Wiara i pragnienie...

Poniedziałek, 3 Niedziela Wielkanocna, rok II, J 6,22-29

Poniedziałek, III Tydzień Wielkanocny (J 6,22-29)

Nazajutrz po rozmnożeniu chlebów lud, stojąc po drugiej stronie jeziora, spostrzegł, że poza jedną łodzią nie było tam żadnej innej oraz że Jezus nie wsiadł do łodzi razem ze swymi uczniami, lecz że Jego uczniowie odpłynęli sami. Tymczasem w pobliże tego miejsca, gdzie spożyto chleb po modlitwie dziękczynnej Pana, przypłynęły od Tyberiady inne łodzie. A kiedy ludzie z tłumu zauważyli, że nie ma tam Jezusa, a także Jego uczniów, wsiedli do łodzi, przybyli do Kafarnaum i tam szukali Jezusa. Gdy zaś odnaleźli Go na przeciwległym brzegu, rzekli do Niego: Rabbi, kiedy tu przybyłeś? W odpowiedzi rzekł im Jezus: Zaprawdę, zaprawdę, powiadam wam: Szukacie Mnie nie dlatego, żeście widzieli znaki, ale dlatego, żeście jedli chleb do sytości. Troszczcie się nie o ten pokarm, który ginie, ale o ten, który trwa na wieki, a który da wam Syn Człowieczy; Jego to bowiem pieczęcią swą naznaczył Bóg Ojciec. Oni zaś rzekli do Niego: Cóż mamy czynić, abyśmy wykonywali dzieła Boże? Jezus odpowiadając rzekł do nich: Na tym polega dzieło /zamierzone przez/ Boga, abyście uwierzyli w Tego, którego On posłał.

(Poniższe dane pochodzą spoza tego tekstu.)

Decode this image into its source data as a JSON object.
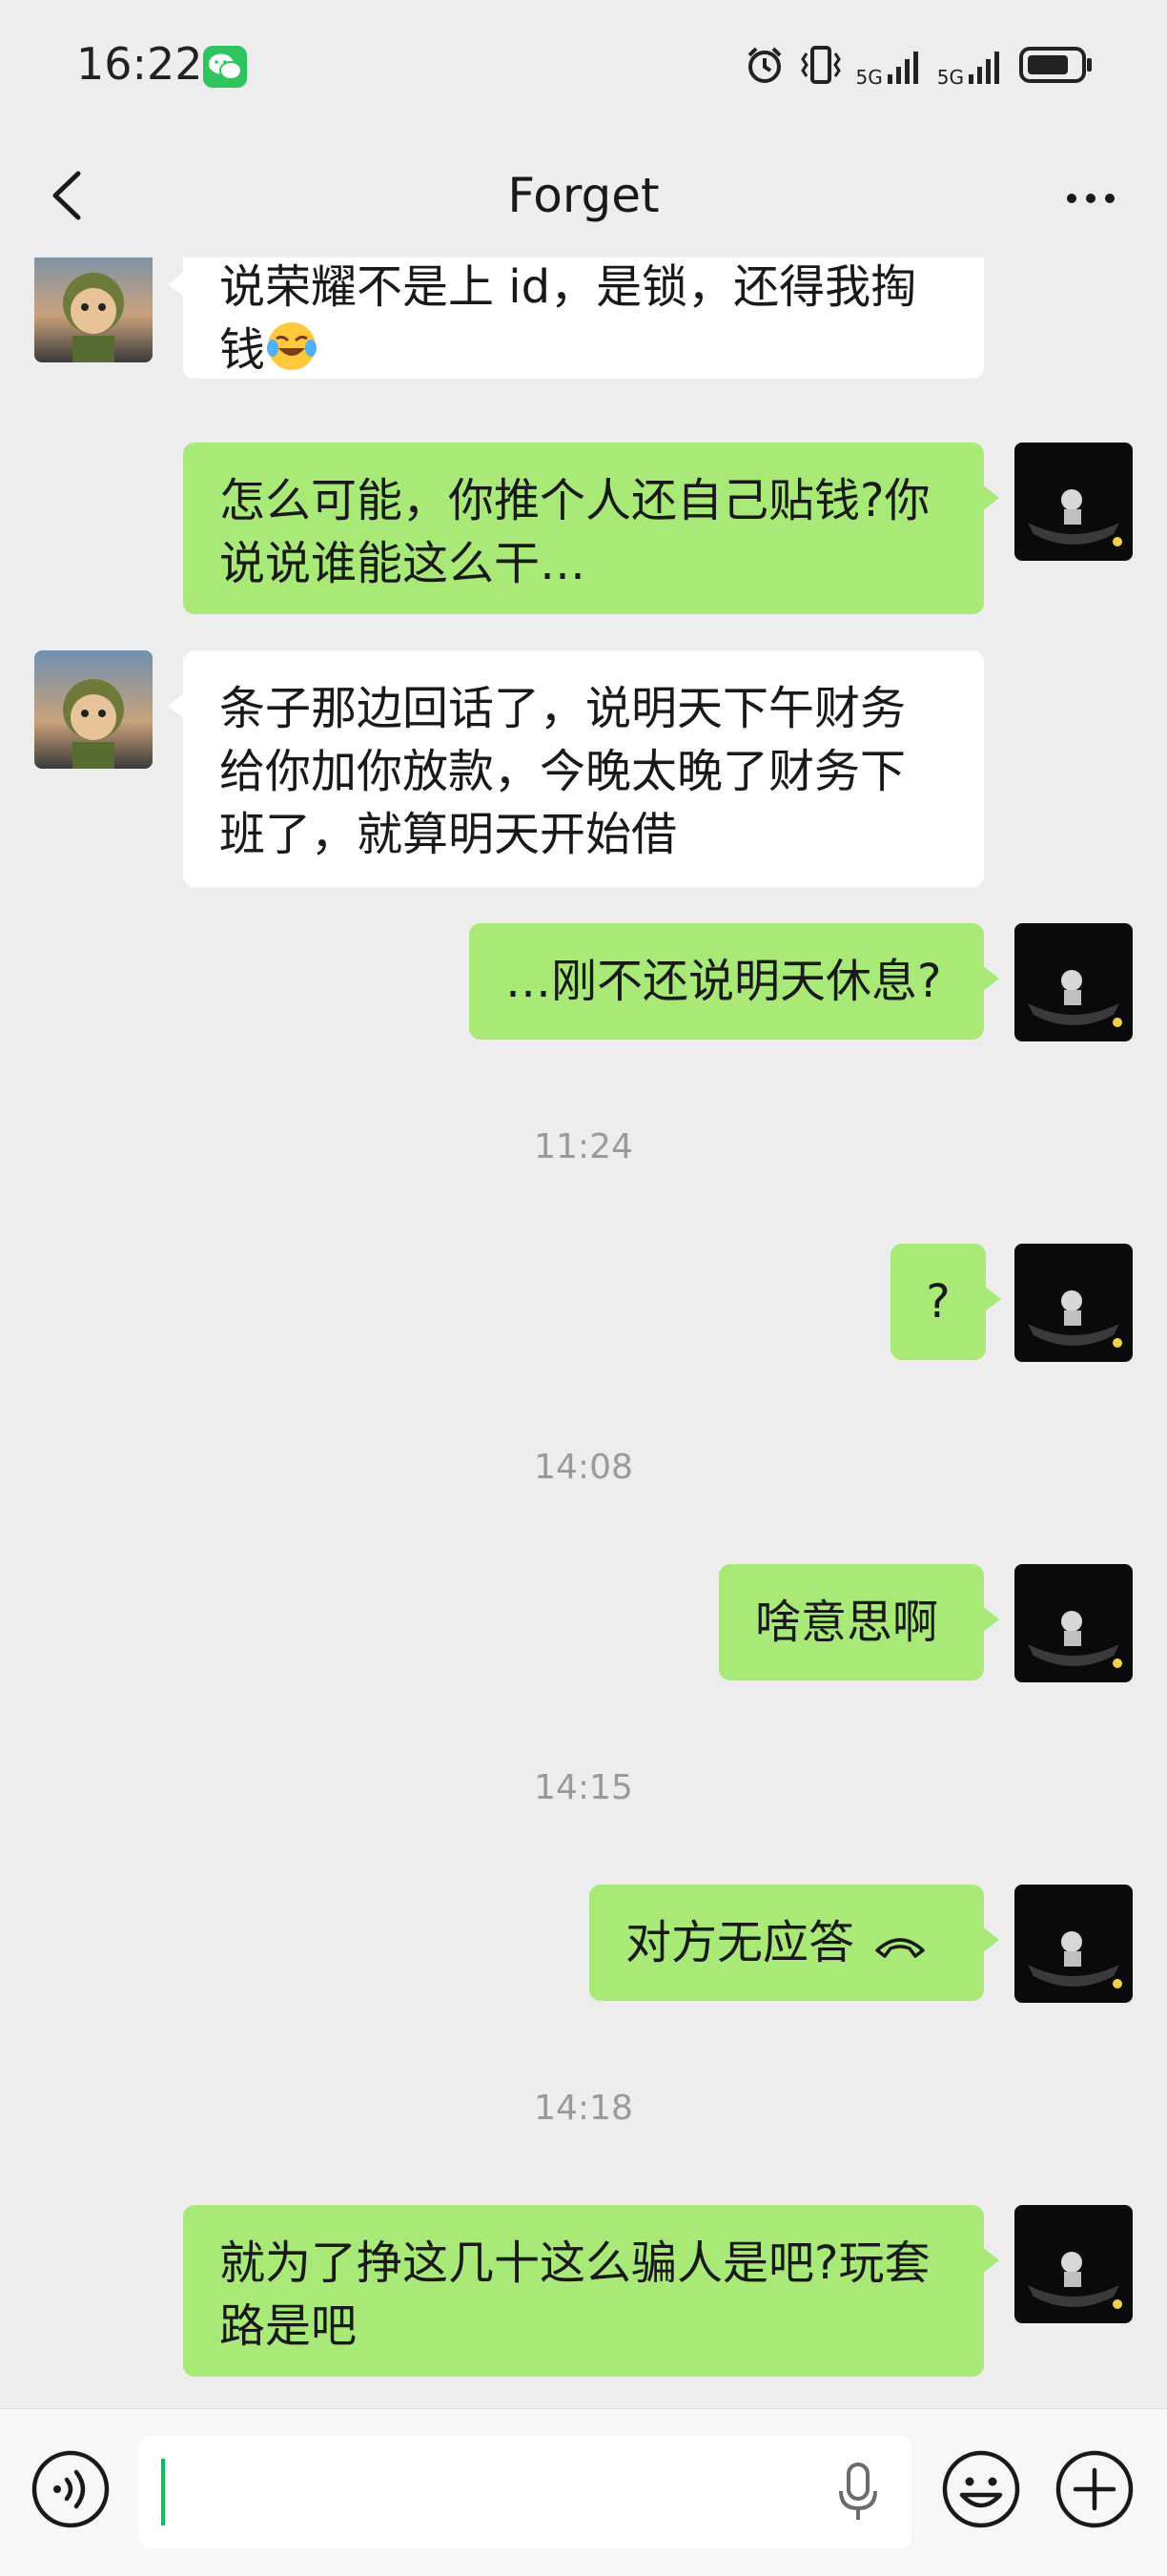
{
  "status_bar": {
    "time": "16:22",
    "network_1": "5G",
    "network_2": "5G"
  },
  "header": {
    "title": "Forget"
  },
  "messages": [
    {
      "side": "in",
      "text": "说荣耀不是上 id，是锁，还得我掏钱",
      "emoji": "rolling-on-floor-laughing"
    },
    {
      "side": "out",
      "text": "怎么可能，你推个人还自己贴钱?你说说谁能这么干…"
    },
    {
      "side": "in",
      "text": "条子那边回话了，说明天下午财务给你加你放款，今晚太晚了财务下班了，就算明天开始借"
    },
    {
      "side": "out",
      "text": "…刚不还说明天休息?"
    },
    {
      "type": "time",
      "text": "11:24"
    },
    {
      "side": "out",
      "text": "?"
    },
    {
      "type": "time",
      "text": "14:08"
    },
    {
      "side": "out",
      "text": "啥意思啊"
    },
    {
      "type": "time",
      "text": "14:15"
    },
    {
      "side": "out",
      "text": "对方无应答",
      "icon": "hangup-icon"
    },
    {
      "type": "time",
      "text": "14:18"
    },
    {
      "side": "out",
      "text": "就为了挣这几十这么骗人是吧?玩套路是吧"
    }
  ],
  "input": {
    "value": "",
    "placeholder": ""
  },
  "colors": {
    "background": "#ededed",
    "outgoing_bubble": "#a8e978",
    "incoming_bubble": "#ffffff",
    "accent": "#07c160"
  }
}
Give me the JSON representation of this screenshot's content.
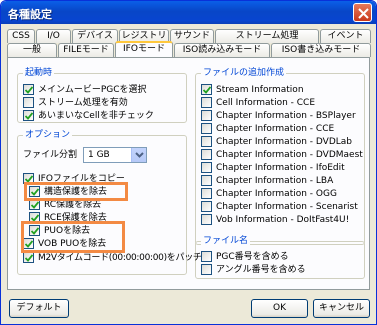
{
  "window": {
    "title": "各種設定"
  },
  "tabs_top": [
    "CSS",
    "I/O",
    "デバイス",
    "レジストリ",
    "サウンド",
    "ストリーム処理",
    "イベント"
  ],
  "tabs_bottom": [
    "一般",
    "FILEモード",
    "IFOモード",
    "ISO読み込みモード",
    "ISO書き込みモード"
  ],
  "active_tab": "IFOモード",
  "startup": {
    "title": "起動時",
    "items": [
      {
        "label": "メインムービーPGCを選択",
        "checked": true
      },
      {
        "label": "ストリーム処理を有効",
        "checked": false
      },
      {
        "label": "あいまいなCellを非チェック",
        "checked": true
      }
    ]
  },
  "options": {
    "title": "オプション",
    "file_split_label": "ファイル分割",
    "file_split_value": "1 GB",
    "items": [
      {
        "label": "IFOファイルをコピー",
        "checked": true
      },
      {
        "label": "構造保護を除去",
        "checked": true
      },
      {
        "label": "RC保護を除去",
        "checked": true
      },
      {
        "label": "RCE保護を除去",
        "checked": true
      },
      {
        "label": "PUOを除去",
        "checked": true
      },
      {
        "label": "VOB PUOを除去",
        "checked": true
      },
      {
        "label": "M2Vタイムコード(00:00:00:00)をパッチ",
        "checked": true
      }
    ]
  },
  "file_append": {
    "title": "ファイルの追加作成",
    "items": [
      {
        "label": "Stream Information",
        "checked": true
      },
      {
        "label": "Cell Information - CCE",
        "checked": false
      },
      {
        "label": "Chapter Information - BSPlayer",
        "checked": false
      },
      {
        "label": "Chapter Information - CCE",
        "checked": false
      },
      {
        "label": "Chapter Information - DVDLab",
        "checked": false
      },
      {
        "label": "Chapter Information - DVDMaestro",
        "checked": false
      },
      {
        "label": "Chapter Information - IfoEdit",
        "checked": false
      },
      {
        "label": "Chapter Information - LBA",
        "checked": false
      },
      {
        "label": "Chapter Information - OGG",
        "checked": false
      },
      {
        "label": "Chapter Information - Scenarist",
        "checked": false
      },
      {
        "label": "Vob Information - DoItFast4U!",
        "checked": false
      }
    ]
  },
  "filename": {
    "title": "ファイル名",
    "items": [
      {
        "label": "PGC番号を含める",
        "checked": false
      },
      {
        "label": "アングル番号を含める",
        "checked": false
      }
    ]
  },
  "buttons": {
    "default": "デフォルト",
    "ok": "OK",
    "cancel": "キャンセル"
  },
  "colors": {
    "highlight": "#f38a43",
    "group_title": "#0046d5",
    "title_bar": "#0846c7"
  }
}
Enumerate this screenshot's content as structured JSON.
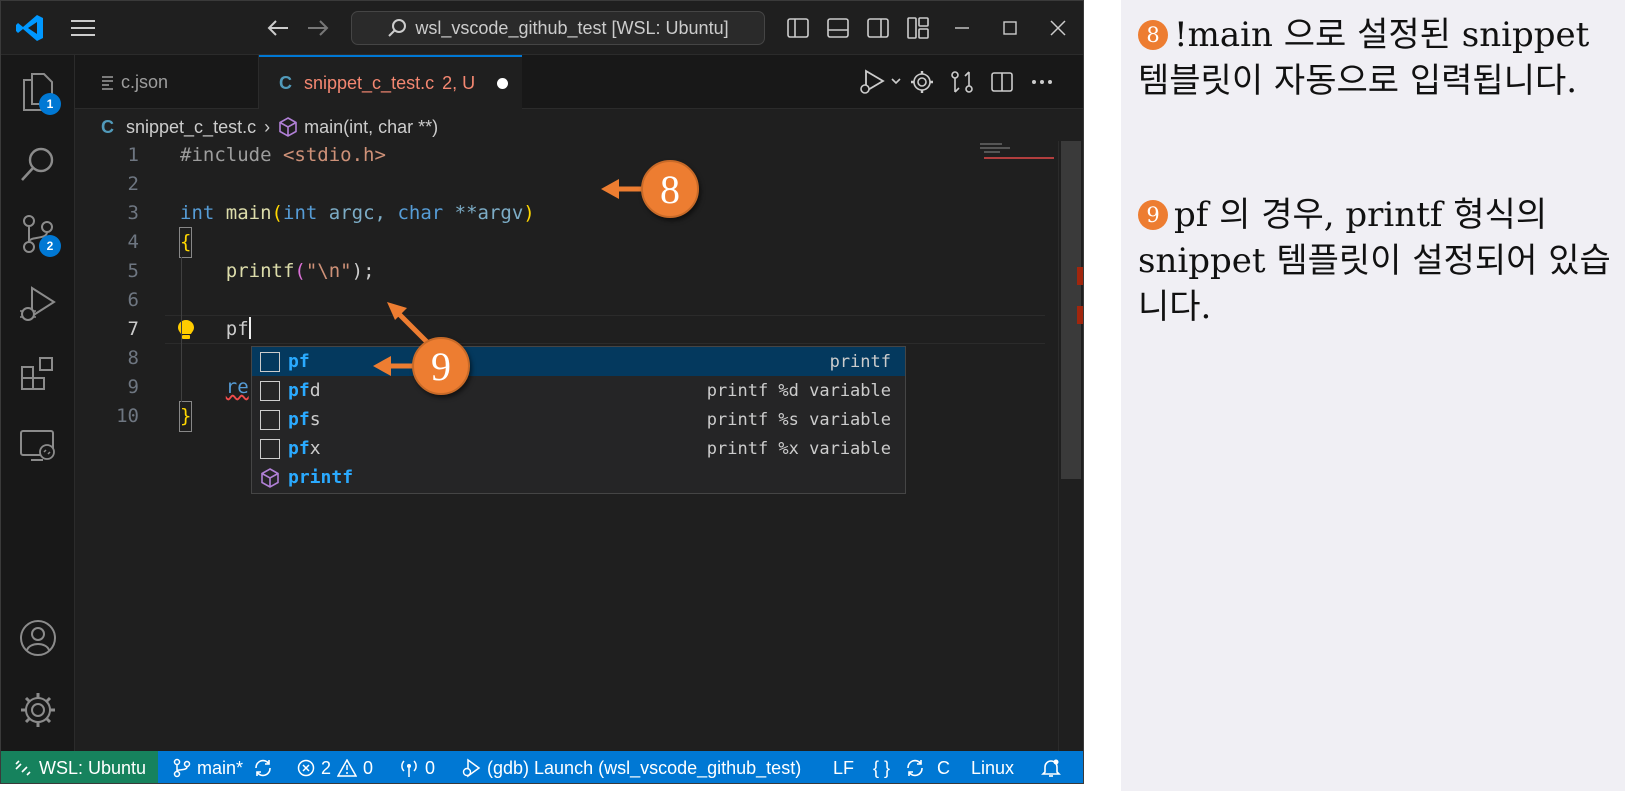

Gdyby współcześni chrześcijanie mieli w sobie takie pragnienie spotkania z Jezusem, to świat wyglądałby całkiem inaczej! Ale w nas nie ma tego pragnienia, nie ma tej wiary i w końcu tego zapału, które cechowały ówczesnych Jezusowi. Dlaczego? Odpowiedzi na to pytanie musimy sami poszukać w każdym z naszych serc. Z błogosławieństwem +, ks. Michał scj.